Imagine where we could be 25 years from now. We can say with confidence that at the heart of future food production will be a drive to bring farming into harmony with nature. There is rising interest in regenerative agriculture, agro-ecological farming practices and organic farming, but even conventional agriculture, through the use of technology and precision farming, is becoming more environmentally sustainable. We can predict data will play a growing role in maximising sustainability, and indeed this is already the situation in horticulture, which makes the precise management of high-value crops possible.
The next frontier is the creation of advanced AI, enabling remote decision-making, highly precise nutrient use and diet formulation, all of which will increase efficiency while dramatically reducing waste and environmental impact. Large tractors will begin to disappear, to be replaced by small intelligent machines able to work in all conditions and perform diverse tasks. And this will all be supported by the Government’s new Environmental Land Management scheme, which will encourage the creation of conditions that support biodiversity, improve soil and water quality, and limit flooding and ecological damage.
All this is likely to become reality in the coming years.
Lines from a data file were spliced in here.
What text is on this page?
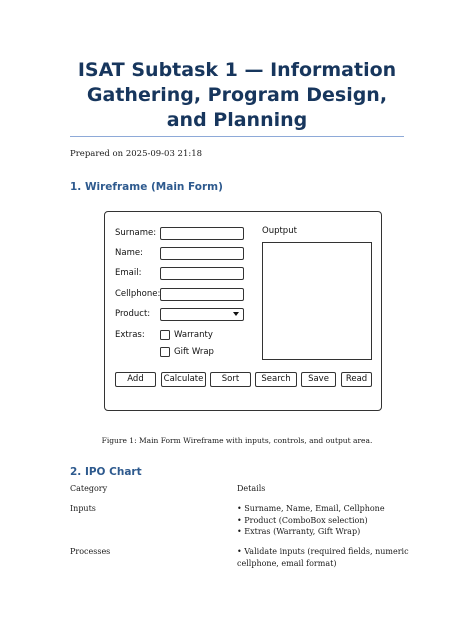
ISAT Subtask 1 — Information Gathering, Program Design, and Planning
Prepared on 2025-09-03 21:18
1. Wireframe (Main Form)
Surname:
Name:
Email:
Cellphone:
Product:
Extras:	Warranty
Gift Wrap
Ouptput
Add	Calculate	Sort	Search	Save	Read
Figure 1: Main Form Wireframe with inputs, controls, and output area.
2. IPO Chart
Category	Details
Inputs	• Surname, Name, Email, Cellphone
• Product (ComboBox selection)
• Extras (Warranty, Gift Wrap)
Processes	• Validate inputs (required fields, numeric cellphone, email format)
Meanwhile, Monbiot paints a gruesome picture of bacterial sludge being turned into food, exalting a technology that is in its infancy and has yet to produce anything approaching complex taste, texture or nutrition. He is throwing the baby out with the bathwater, arguing that because of its flaws—flaws which farmers are addressing—farming and the wholesome food it produces should be consigned to history, along with the tens of thousands of jobs associated with it.
This is unnecessary. We are making progress and will continue to do so with Government’s new agriculture policy that will focus on achieving more sustainable productivity. One wonders why Monbiot does not use his platform to help us improve existing agricultural practices rather than to try to engineer the industry’s destruction. Farmers want to feed the nation and protect the environment. We should all be on their side.